Legg Mason’s (LM) third quarter earnings of 28 cents per share missed the Zacks Consensus Estimate of 31 cents per share as well as the 30 cents per share from the second quarter of 2010.

However, year-over-year the earnings came in substantially ahead of the loss of $10.59 per share reported in the third quarter of 2009 due to increased operating expenses and augmented compensation on higher revenues. This included 11 cents per share or $28.3 million in real estate lease losses.

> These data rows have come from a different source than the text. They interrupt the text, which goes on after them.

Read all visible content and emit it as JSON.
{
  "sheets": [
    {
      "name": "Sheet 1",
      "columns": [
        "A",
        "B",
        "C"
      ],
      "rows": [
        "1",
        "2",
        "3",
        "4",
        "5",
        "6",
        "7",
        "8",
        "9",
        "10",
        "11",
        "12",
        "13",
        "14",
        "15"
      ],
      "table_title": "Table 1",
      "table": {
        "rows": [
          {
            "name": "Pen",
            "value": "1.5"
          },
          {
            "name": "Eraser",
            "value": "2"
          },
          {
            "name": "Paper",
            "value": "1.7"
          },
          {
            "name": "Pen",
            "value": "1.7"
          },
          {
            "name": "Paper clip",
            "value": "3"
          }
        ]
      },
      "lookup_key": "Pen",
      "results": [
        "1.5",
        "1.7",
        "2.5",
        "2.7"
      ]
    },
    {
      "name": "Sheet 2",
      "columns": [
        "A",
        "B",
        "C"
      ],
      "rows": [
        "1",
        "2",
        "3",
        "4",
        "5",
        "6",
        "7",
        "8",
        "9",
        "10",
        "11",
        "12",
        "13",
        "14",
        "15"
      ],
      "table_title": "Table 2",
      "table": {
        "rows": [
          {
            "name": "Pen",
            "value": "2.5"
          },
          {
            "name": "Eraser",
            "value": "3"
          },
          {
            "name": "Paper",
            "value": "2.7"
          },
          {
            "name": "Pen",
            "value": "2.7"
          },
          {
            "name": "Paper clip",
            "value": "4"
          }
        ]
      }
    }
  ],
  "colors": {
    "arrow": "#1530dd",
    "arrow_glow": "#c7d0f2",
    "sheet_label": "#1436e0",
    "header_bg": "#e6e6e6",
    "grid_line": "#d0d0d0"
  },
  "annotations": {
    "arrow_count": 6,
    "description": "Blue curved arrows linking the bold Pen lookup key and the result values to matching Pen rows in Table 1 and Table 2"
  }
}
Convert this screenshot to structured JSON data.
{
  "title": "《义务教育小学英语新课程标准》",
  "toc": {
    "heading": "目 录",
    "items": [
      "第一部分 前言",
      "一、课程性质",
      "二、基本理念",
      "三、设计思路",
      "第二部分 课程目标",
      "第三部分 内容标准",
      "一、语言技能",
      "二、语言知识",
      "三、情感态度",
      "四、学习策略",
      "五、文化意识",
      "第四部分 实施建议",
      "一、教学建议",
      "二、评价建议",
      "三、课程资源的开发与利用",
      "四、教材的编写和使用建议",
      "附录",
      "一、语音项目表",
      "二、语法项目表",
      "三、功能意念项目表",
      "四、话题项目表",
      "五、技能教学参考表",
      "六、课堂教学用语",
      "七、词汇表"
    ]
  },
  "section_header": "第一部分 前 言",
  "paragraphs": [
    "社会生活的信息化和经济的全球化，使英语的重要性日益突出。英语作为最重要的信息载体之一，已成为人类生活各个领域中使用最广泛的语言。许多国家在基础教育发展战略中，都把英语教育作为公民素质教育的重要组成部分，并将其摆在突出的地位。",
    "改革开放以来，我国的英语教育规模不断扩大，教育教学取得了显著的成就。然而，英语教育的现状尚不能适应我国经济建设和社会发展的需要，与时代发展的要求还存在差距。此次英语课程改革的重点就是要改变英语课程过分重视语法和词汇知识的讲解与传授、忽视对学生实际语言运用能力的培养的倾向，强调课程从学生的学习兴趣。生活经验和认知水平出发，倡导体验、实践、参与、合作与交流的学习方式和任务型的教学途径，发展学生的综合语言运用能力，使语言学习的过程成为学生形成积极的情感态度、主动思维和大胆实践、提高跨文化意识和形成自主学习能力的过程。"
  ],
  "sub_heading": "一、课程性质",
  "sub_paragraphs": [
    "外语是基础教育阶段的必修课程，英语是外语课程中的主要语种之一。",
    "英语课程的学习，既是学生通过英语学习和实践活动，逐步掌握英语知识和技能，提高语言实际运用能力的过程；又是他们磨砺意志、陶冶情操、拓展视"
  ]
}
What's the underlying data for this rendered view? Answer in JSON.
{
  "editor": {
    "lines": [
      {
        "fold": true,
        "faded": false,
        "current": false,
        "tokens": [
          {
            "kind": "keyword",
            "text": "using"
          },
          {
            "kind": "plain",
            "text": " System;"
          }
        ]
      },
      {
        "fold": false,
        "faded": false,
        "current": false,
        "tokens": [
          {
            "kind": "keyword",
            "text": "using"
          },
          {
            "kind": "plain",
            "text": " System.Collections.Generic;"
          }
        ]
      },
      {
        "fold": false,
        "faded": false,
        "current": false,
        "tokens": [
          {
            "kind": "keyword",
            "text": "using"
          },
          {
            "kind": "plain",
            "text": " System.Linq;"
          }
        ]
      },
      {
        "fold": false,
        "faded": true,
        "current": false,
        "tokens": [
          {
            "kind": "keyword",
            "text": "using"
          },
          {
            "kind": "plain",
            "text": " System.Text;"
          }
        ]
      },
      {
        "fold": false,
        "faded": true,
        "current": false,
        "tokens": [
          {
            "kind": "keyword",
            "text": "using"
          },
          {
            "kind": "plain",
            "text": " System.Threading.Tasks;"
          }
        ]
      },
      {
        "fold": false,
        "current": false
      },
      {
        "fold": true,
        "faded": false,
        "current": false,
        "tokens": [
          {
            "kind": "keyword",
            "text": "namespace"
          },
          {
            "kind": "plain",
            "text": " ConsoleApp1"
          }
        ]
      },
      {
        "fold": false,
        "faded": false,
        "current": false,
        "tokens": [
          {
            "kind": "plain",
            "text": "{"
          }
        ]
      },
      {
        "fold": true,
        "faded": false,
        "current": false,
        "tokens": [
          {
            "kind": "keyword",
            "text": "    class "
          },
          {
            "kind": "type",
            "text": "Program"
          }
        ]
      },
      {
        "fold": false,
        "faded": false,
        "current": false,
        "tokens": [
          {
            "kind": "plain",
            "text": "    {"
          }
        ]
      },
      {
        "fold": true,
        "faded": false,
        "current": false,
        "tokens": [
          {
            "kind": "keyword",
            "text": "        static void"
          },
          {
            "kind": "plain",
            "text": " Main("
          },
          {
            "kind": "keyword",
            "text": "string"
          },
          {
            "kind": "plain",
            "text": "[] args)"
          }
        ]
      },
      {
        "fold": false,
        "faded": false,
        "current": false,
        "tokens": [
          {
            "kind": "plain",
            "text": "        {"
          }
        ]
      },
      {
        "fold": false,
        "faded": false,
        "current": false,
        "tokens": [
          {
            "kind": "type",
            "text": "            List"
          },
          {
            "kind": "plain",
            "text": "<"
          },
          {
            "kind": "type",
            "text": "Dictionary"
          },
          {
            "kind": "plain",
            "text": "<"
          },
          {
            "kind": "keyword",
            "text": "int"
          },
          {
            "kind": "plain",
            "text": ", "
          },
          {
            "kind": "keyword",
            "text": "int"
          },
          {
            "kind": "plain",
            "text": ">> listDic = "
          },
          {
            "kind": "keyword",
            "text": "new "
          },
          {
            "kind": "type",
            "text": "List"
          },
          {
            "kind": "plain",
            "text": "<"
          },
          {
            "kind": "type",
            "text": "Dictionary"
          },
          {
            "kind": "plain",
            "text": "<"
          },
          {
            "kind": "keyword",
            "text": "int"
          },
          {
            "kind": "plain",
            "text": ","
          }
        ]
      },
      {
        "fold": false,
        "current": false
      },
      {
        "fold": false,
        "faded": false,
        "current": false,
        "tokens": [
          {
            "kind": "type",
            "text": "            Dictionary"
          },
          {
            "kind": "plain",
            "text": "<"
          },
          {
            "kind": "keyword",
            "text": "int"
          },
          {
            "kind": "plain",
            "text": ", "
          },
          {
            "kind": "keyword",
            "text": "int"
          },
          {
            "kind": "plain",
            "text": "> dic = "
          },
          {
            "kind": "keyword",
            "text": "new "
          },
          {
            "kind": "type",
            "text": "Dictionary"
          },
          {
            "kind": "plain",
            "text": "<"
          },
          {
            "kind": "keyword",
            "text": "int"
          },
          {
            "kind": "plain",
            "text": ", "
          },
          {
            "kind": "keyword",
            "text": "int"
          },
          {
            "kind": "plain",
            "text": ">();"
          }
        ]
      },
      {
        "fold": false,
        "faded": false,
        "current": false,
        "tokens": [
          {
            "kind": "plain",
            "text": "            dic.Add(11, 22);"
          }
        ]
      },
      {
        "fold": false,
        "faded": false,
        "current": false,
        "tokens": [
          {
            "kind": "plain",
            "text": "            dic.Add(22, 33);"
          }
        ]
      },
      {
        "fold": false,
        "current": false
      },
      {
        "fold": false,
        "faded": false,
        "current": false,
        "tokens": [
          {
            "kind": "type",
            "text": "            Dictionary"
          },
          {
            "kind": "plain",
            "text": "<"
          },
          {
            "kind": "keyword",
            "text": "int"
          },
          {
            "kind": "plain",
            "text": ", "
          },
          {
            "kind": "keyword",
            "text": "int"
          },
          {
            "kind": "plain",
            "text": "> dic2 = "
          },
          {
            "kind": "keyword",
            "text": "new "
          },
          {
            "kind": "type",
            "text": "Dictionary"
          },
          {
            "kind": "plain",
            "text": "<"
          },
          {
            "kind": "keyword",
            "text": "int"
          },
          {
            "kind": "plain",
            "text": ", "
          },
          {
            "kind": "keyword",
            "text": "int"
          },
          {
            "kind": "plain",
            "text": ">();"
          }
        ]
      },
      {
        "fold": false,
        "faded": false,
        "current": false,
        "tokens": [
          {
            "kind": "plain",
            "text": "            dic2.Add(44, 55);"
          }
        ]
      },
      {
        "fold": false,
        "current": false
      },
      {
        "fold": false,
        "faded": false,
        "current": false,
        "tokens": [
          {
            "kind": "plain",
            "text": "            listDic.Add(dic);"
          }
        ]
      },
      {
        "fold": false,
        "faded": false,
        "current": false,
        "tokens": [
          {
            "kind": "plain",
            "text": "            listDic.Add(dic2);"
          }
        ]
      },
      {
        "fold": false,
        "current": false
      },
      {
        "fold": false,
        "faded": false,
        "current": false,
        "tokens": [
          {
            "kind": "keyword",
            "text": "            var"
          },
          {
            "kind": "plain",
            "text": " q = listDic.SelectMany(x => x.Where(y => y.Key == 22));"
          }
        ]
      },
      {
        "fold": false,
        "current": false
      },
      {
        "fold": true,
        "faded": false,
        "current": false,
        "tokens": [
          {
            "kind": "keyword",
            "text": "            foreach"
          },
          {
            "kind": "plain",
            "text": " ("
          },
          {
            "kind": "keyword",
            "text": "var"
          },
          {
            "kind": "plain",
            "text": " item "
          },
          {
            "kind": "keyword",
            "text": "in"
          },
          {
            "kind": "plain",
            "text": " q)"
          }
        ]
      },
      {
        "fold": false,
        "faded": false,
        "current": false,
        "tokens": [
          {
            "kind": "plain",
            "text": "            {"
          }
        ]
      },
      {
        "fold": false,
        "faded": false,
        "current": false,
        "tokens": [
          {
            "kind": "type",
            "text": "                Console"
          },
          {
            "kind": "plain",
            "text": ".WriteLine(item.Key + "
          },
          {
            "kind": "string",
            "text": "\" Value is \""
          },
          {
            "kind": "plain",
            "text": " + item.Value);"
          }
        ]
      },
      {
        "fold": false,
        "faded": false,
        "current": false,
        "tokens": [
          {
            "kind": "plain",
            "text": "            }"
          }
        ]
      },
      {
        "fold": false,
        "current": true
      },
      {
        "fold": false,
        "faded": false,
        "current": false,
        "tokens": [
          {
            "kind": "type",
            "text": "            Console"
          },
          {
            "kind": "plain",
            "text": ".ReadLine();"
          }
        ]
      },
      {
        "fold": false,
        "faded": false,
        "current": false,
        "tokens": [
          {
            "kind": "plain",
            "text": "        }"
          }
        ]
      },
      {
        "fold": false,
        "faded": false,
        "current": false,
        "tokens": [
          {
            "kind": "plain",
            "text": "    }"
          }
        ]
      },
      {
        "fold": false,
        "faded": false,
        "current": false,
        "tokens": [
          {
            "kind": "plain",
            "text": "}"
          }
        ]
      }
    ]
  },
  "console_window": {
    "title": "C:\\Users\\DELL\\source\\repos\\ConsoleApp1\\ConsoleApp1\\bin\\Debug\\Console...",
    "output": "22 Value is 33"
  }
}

Net income was $44.9 million, compared to $45.8 million in the second quarter and a net loss of $1.5 billion in the year-ago quarter.

During the reported quarter, total revenues were $690.5 million, up 4.6% sequentially due to increase in the percentage of higher yielding equity assets and higher performance fees. On a year-over-year basis, revenues were down 4.1% due to a decline in fees earned due to lower average assets under management (AUM).

Revenue from Investment Advisory fees increased 4.8% sequentially to $591.2 million, but declined 4.2% on a year-over-year basis. Revenue from Distribution and Service fees increased 3.5% sequentially to $97.9 million but declined 2.1% on year-over-year basis. Other revenues were flat sequentially but decreased 46.2% on a year-over-year basis to $1.4 million.

Operating margins declined to 17.9% from 21.0% in the prior quarter and from 20.9% year-over-year, driven by the impact of its real estate lease losses.

As of Dec 30, 2009, Legg Mason’s AUM was $681.6 billion, down 3% sequentially from $702.7 billion, driven by increased outflows. On a year-over-year basis, AUM was down 2% from $698.2 billion. Fixed income represented 54% of the consolidated AUM as of Dec 31, 2009, liquidity represented 21% and equity comprised 25%. During the quarter, fixed income outflows were approximately $24 billion, equity outflows were $4 billion and liquidity inflows were $2 billion. Total outflows of $33 billion were a significant improvement against the $8 billion outflow in the second quarter of 2010.

At the end of the quarter, Legg Mason had approximately $1.4 billion in cash and $2.0 billion in debt. The ratio of total debt to total capital (total equity plus total debt) was 25%. In Jan 2010, the company received a tax refund of $459 million and subsequently paid down a $550 million term loan, bringing the ratio of total debt to total capital to 20%.

Business Developments

During the quarter, Legg Mason raised $315.8 million in the Western Asset Global Corporate Defined Opportunity Fund, its third and largest closed-end fund offering during 2009. Additionally, ClearBridge Advisors was selected by Pax World and Morningstar to serve as a sub-advisor in their new SRI Asset Allocation offering in four strategies: Aggressive Growth, Growth, Moderate and Conservative. As well, the company launched and registered the Legg Mason Permal Global Absolute fund, a Dublin-domiciled fund, in the UK.

The sharp decline in equity markets and dislocations in the credit markets has adversely affected the entire financial sector during fiscal 2009. Legg Mason continues to reel under the after-effects of an acute recessionary environment as most of the company’s business continues to face difficult market conditions. Going forward, management believes the conditions will remain challenging in fiscal 2010 as well.

Nevertheless, management has been able to pave a recovery path over the past three quarters, after posting five consecutive quarters of net losses, given early signs of economic recovery and improvement in business sentiments. However, the road to recovery will be a long and challenging one.